Objective: To investigate the mechanisms and risk factors underlying postoperative reactivation of hepatitis after liver resection for hepatitis B virus-related hepatocellular carcinoma.
Summary background data: Although risk factors for acute hepatic failure after liver resection have been reported in patients with chronic liver disease, the issue of reactivation of hepatitis B virus replication after liver resection is unresolved.
Methods: Fifty-five patients with hepatocellular carcinoma and hepatitis B surface antigen underwent liver resection. In 25 of these 55 patients, serum levels of hepatitis B virus DNA and the type of hepatitis B virus were determined before and after surgery.
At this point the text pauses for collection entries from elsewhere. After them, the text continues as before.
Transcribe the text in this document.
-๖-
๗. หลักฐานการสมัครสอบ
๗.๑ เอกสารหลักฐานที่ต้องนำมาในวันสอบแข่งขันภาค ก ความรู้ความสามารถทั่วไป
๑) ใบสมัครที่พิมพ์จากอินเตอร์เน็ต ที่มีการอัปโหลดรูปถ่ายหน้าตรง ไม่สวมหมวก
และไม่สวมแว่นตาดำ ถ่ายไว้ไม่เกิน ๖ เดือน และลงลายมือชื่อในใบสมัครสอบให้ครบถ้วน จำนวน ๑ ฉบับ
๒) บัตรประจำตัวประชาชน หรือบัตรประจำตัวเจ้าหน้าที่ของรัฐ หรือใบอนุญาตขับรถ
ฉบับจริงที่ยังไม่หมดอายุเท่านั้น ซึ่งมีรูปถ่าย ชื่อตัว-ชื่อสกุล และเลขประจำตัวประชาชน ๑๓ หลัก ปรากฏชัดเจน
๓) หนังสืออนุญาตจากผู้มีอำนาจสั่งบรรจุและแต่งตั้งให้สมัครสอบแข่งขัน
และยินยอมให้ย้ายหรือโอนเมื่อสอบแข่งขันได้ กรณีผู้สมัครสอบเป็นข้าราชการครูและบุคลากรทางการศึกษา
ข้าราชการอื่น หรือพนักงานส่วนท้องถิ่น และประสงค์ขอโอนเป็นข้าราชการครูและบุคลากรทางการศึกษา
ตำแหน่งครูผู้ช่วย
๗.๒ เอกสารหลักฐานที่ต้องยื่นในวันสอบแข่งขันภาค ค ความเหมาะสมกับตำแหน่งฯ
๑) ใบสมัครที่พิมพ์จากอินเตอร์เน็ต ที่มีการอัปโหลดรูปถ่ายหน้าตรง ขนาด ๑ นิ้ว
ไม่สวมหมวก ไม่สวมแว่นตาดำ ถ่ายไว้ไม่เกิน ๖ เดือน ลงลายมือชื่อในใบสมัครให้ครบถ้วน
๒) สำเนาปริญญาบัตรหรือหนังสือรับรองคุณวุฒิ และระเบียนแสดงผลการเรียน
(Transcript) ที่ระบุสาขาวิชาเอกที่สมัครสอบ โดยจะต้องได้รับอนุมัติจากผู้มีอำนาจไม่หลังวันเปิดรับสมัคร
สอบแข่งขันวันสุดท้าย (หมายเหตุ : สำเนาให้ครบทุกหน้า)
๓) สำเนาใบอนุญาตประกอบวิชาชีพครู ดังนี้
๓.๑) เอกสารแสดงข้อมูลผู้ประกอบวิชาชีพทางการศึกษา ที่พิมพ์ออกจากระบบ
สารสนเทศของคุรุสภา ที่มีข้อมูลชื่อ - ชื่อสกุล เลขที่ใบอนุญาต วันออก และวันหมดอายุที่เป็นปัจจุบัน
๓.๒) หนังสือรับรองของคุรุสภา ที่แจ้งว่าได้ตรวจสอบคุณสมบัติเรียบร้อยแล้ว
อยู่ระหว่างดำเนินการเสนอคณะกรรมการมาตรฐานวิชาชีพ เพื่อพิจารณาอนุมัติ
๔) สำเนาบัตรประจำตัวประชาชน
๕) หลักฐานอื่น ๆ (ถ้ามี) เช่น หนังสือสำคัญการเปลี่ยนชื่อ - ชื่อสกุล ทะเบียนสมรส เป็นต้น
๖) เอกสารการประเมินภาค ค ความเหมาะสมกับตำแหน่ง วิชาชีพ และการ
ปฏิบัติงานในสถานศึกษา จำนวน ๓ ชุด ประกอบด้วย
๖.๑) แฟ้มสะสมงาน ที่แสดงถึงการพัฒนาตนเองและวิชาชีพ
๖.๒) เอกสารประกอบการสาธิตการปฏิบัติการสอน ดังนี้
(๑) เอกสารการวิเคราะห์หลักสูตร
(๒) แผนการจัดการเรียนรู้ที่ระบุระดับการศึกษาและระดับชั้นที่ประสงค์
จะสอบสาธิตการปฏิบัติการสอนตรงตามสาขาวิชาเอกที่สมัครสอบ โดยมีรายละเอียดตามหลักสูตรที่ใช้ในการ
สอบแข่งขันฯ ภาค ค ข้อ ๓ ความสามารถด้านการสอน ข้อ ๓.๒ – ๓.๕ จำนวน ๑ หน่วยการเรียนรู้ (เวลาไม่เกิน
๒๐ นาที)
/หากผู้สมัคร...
Results: Postoperative hepatitis occurred in 13 of the 55 patients (24%). Reactivation of viral replication occurred after liver resection in 7 of the 25 patients tested, and alanine aminotransferase activity increased in 6 of these 7 patients. High preoperative alanine aminotransferase activity, high levels of hepatitis B virus DNA, presence of wild-type DNA, and detection of hepatitis B core antigen in hepatocytes, all features of the immune clearance phase in the natural course of hepatitis B virus infection with no surgery, were more likely to be found in patients with reactivation than in patients without reactivation.
Conclusions: During the immune clearance phase of hepatitis B virus infection, especially the period of acute exacerbation, changes in serum hepatitis B virus DNA level should be monitored for early warnings of reactivation of viral replication, likely to cause severe postoperative hepatitis and acute hepatic failure.